Which means short stories.

I have written several in the past (short stories, that is), one for this website and the series I am working on (which can be found here); I have even sent a few into some contests, but again, have never been published.

Well, long story short, I am taking a second crack at it. And let me tell you, I have never had such bad writer’s block in all my life. Granted I am juggling a lot, but my schedule supports time for writing, I have been writing regularly each day for the last few years or so, and I have read extensively (and plan to continue).

So why the trouble, especially as I have written shorts before?

I think it’s to do with taking that first and serious step forward, toward publication. I am no longer writing just for myself. I am hoping that my shorts, and by extension, my novels, will begin reaching audiences. And the first of those audiences is the hardest. For my novel to have a better chance at traditional publishing, I will likely need some credits from having published short stories. And in order to get those published, I need to win over the editors of such contests and magazines with original, breathtaking, and cleverly written shorts.

Not such an easy task.

I am feeling a bit overwhelmed here, at my start. I know I can’t expect such perfect stories to just flow right out of me, especially in the beginning, especially when I’m worrying about what the editors are going to think, especially when I haven’t been writing shorts for some time.

Take a deep breath, I tell myself. And I always do. But deep breaths don’t win contests!

Actually, they just might. After a serious bout of writer’s block that hit me so hard last week I was struggling with work on my novel (a job that generally comes easy since I am so in-tune with my characters and that world), I took a day off from writing and decided to do something I hadn’t done in a while: I took my dog and my board out to the park and I played. I also took the weekend to read short stories, to fill my empty tank back up to full with ideas and inspiration. I had so much fun during all of this, that I didn’t even worry about my not being able to write or come up with the perfect story and the perfect surprising character developments.

And come Monday, I had new ideas for the short story that I was stuck on. The writing started out slow, but it began to pick up and I am now much more confident that there is something I am trying to say with this piece. I have simply to write it, to chip away the excess, and to see for myself.

The publication and the wins will come, with time I think, practice, and when I am ready (just as they do for anybody who sticks it out in this world).

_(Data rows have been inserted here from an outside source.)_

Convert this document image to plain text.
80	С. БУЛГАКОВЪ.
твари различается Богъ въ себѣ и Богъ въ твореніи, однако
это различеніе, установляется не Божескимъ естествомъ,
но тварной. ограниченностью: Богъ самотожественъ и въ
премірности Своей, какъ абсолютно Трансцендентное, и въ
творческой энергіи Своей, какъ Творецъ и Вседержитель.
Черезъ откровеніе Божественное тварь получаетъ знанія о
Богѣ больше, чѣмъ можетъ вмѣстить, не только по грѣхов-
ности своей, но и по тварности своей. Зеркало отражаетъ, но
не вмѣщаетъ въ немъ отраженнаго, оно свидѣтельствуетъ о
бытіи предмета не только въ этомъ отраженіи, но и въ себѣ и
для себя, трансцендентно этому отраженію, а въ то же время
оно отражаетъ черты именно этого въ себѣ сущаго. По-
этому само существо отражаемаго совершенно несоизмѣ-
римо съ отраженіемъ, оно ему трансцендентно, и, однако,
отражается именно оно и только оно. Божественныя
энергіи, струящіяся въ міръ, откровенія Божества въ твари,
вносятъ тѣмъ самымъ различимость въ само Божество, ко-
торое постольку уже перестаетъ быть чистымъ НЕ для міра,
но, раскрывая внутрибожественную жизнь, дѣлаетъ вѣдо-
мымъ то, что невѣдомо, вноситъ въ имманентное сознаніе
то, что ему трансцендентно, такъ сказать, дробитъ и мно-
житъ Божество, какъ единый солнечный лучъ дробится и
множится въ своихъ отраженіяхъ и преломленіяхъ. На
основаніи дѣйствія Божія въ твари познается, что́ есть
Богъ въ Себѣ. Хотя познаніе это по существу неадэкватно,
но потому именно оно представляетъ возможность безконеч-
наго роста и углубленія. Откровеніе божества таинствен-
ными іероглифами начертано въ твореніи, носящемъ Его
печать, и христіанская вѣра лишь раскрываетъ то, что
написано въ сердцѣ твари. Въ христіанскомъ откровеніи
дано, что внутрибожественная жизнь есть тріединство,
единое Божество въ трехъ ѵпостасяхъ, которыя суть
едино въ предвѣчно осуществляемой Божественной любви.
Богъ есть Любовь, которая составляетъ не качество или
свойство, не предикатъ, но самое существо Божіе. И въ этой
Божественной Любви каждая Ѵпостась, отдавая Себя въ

So if you are feeling overwhelmed by the journey ahead, uncertain if these hurdles are passable, take heart, for I have been there as well (I still am). And so have countless writers before us. I think the most important thing is to keep moving forward, keep writing. Day by day. Don’t worry about how good you are, just let the stories excite you and the characters take you places you’ve never gone (and this is me telling myself this advice, because sometimes I forget).